The standard recommendation method of Spotify is obviously much better because, apart from audio analysis, it uses also a mix of Collaborative Filtering models (analyzing your behavior and others’ behavior) and Natural Language Processing (NLP) models (analyzing text of the songs).
- Run the analysis again after a few months, in order to take into account new entries in my playlist and new songs in the 5000 sample
- Enrich the information I already got with something new using the Spotify APIs (e.g the Audio Analysis endpoint or other services. It would be nice, as an example, to detect musical instruments in a track (guitars anyone??) or the presence of some features like distortion, riffs, etc.
- Use the preview sample from the API to tag manually what I like/dislike on a subset of the 5000 songs and then run some ML algorithms in order to classify the music I like
- Analyze deeper my playlist using some ML algorithms (e.g. cluster my tracks)
Top comments (27)
Will you post this code on GitHub? I would like to test it against my own playlist :)
Hi Roger, I uploaded on github a Jupyter notebook:
I didn't realise Spotify has such an awesomely detailed API - you've put it to great use here Eric!
Just as an aside for anyone that likes the idea of tracking their music listening habits without writing code, there's a really cool service called last.fm (it's not as detailed as Eric's above analysis however)
The title of this post does not do justice to its awesomeness.
Thanx a lot Ben!
I even spent quite some time in finding a good title, but, after all, developers are not good in naming things! :-D
It's a very interesting concept. I make video tutorials for Packt Publishing. Would you be interested in discussing making a course?

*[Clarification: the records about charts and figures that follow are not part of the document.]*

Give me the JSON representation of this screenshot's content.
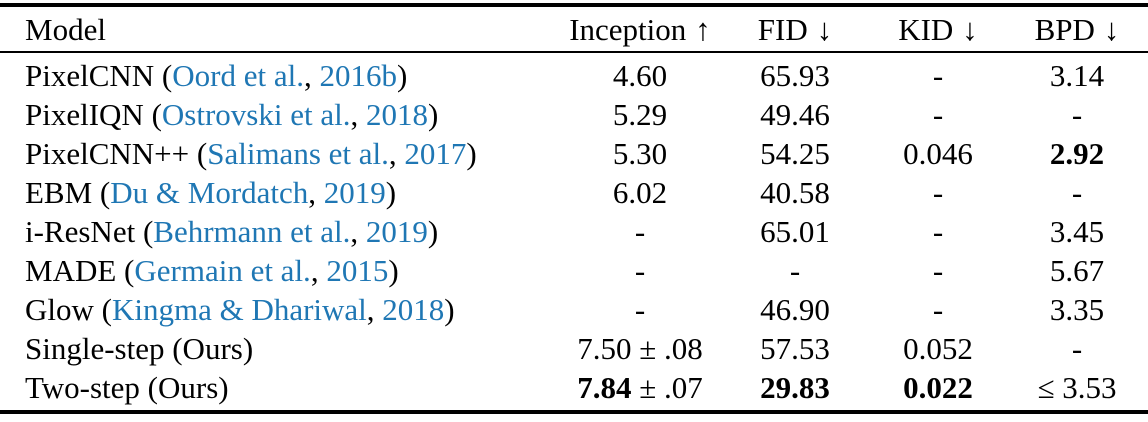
{
  "table": {
    "link_color": "#1f77b4",
    "text_color": "#000000",
    "columns": [
      {
        "key": "model",
        "label": "Model",
        "arrow": "",
        "align": "left"
      },
      {
        "key": "inception",
        "label": "Inception",
        "arrow": "↑",
        "align": "center"
      },
      {
        "key": "fid",
        "label": "FID",
        "arrow": "↓",
        "align": "center"
      },
      {
        "key": "kid",
        "label": "KID",
        "arrow": "↓",
        "align": "center"
      },
      {
        "key": "bpd",
        "label": "BPD",
        "arrow": "↓",
        "align": "center"
      }
    ],
    "rows": [
      {
        "model": [
          {
            "t": "PixelCNN ("
          },
          {
            "t": "Oord et al.",
            "link": true
          },
          {
            "t": ", "
          },
          {
            "t": "2016b",
            "link": true
          },
          {
            "t": ")"
          }
        ],
        "inception": [
          {
            "t": "4.60"
          }
        ],
        "fid": [
          {
            "t": "65.93"
          }
        ],
        "kid": [
          {
            "t": "-"
          }
        ],
        "bpd": [
          {
            "t": "3.14"
          }
        ]
      },
      {
        "model": [
          {
            "t": "PixelIQN ("
          },
          {
            "t": "Ostrovski et al.",
            "link": true
          },
          {
            "t": ", "
          },
          {
            "t": "2018",
            "link": true
          },
          {
            "t": ")"
          }
        ],
        "inception": [
          {
            "t": "5.29"
          }
        ],
        "fid": [
          {
            "t": "49.46"
          }
        ],
        "kid": [
          {
            "t": "-"
          }
        ],
        "bpd": [
          {
            "t": "-"
          }
        ]
      },
      {
        "model": [
          {
            "t": "PixelCNN++ ("
          },
          {
            "t": "Salimans et al.",
            "link": true
          },
          {
            "t": ", "
          },
          {
            "t": "2017",
            "link": true
          },
          {
            "t": ")"
          }
        ],
        "inception": [
          {
            "t": "5.30"
          }
        ],
        "fid": [
          {
            "t": "54.25"
          }
        ],
        "kid": [
          {
            "t": "0.046"
          }
        ],
        "bpd": [
          {
            "t": "2.92",
            "b": true
          }
        ]
      },
      {
        "model": [
          {
            "t": "EBM ("
          },
          {
            "t": "Du & Mordatch",
            "link": true
          },
          {
            "t": ", "
          },
          {
            "t": "2019",
            "link": true
          },
          {
            "t": ")"
          }
        ],
        "inception": [
          {
            "t": "6.02"
          }
        ],
        "fid": [
          {
            "t": "40.58"
          }
        ],
        "kid": [
          {
            "t": "-"
          }
        ],
        "bpd": [
          {
            "t": "-"
          }
        ]
      },
      {
        "model": [
          {
            "t": "i-ResNet ("
          },
          {
            "t": "Behrmann et al.",
            "link": true
          },
          {
            "t": ", "
          },
          {
            "t": "2019",
            "link": true
          },
          {
            "t": ")"
          }
        ],
        "inception": [
          {
            "t": "-"
          }
        ],
        "fid": [
          {
            "t": "65.01"
          }
        ],
        "kid": [
          {
            "t": "-"
          }
        ],
        "bpd": [
          {
            "t": "3.45"
          }
        ]
      },
      {
        "model": [
          {
            "t": "MADE ("
          },
          {
            "t": "Germain et al.",
            "link": true
          },
          {
            "t": ", "
          },
          {
            "t": "2015",
            "link": true
          },
          {
            "t": ")"
          }
        ],
        "inception": [
          {
            "t": "-"
          }
        ],
        "fid": [
          {
            "t": "-"
          }
        ],
        "kid": [
          {
            "t": "-"
          }
        ],
        "bpd": [
          {
            "t": "5.67"
          }
        ]
      },
      {
        "model": [
          {
            "t": "Glow ("
          },
          {
            "t": "Kingma & Dhariwal",
            "link": true
          },
          {
            "t": ", "
          },
          {
            "t": "2018",
            "link": true
          },
          {
            "t": ")"
          }
        ],
        "inception": [
          {
            "t": "-"
          }
        ],
        "fid": [
          {
            "t": "46.90"
          }
        ],
        "kid": [
          {
            "t": "-"
          }
        ],
        "bpd": [
          {
            "t": "3.35"
          }
        ]
      },
      {
        "model": [
          {
            "t": "Single-step (Ours)"
          }
        ],
        "inception": [
          {
            "t": "7.50 ± .08"
          }
        ],
        "fid": [
          {
            "t": "57.53"
          }
        ],
        "kid": [
          {
            "t": "0.052"
          }
        ],
        "bpd": [
          {
            "t": "-"
          }
        ]
      },
      {
        "model": [
          {
            "t": "Two-step (Ours)"
          }
        ],
        "inception": [
          {
            "t": "7.84",
            "b": true
          },
          {
            "t": " ± .07"
          }
        ],
        "fid": [
          {
            "t": "29.83",
            "b": true
          }
        ],
        "kid": [
          {
            "t": "0.022",
            "b": true
          }
        ],
        "bpd": [
          {
            "t": "≤ 3.53"
          }
        ]
      }
    ]
  }
}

Would be a great opportunity to showcase some of your awesome skills with Python.
Nice one! This is something I always had in mind but never got it done. I like the approach to use charts for visualization!
Also good that you linked the API documentations, makes it easier to implement the calls (saves some time on research).
Thanks for the post!
Super dooper nice! I like Pandas, too, and the ease it gives you for data analysis. If it comes to music I am also big fan of it so I will surely take a closer look to Spotify API.
BTW, why didn't you use pandas built-in charting capabilities? Was seaborn really needed here?
I usually like Pandas built-in capabilities for quick plots while I'm exploring data (therefore Seaborn wasn't strictly needed here).
Anyway I really love the APIs, configurations and plots offered by Seaborn, along with its simplicity and Pandas integration.
This is really awesome, dude.
Do you think it could be used to generate a playlist based on an analysis of multiple people to get a playlist with common interests between them?
It could help with some problems i've seen in parties.
Really liked this, i'm going to reread it later.
Awesome article :)
Im dipping my toes into data science for the first time since i took my intro class, but never could find a project that was interesting to do + scoped to my capabilities.
Ive created a programming music playlist and have set up the spotify api to get the track info.
Now the only part left is the data science analysis, so excited to tackle that today.
Playlist for anyone whos interested in Classical/Video Game music :
Hopefully the data is all in the same genre.
I knew Spotify has an API. I didn't know it could do "Tell me about the song", but considering the "Year in Music" stuff, I suppose I should.
I have Last.FM data going back almost a decade (I could've used the API, for which I have a key, but instead I used this web-based tool), and I could see adding "100 Most-Played Tracks in 2011" and the like, and tracking how often I played my favorites, but really, the "This is what a Fave Song looks like; give me more" is much more interesting.
I will have to dive into the APIs and your code.
But where is the fun in that? :)
dude, this post was awesome!
nice to know the detailed API Spotify has
Awesome idea ! Looks fun :)
This is absolutely wonderful Eric! Thanks for sharing.
And how are you gonna get anything similar with a YouTube search?
@walker , I think you'll really enjoy reading this one.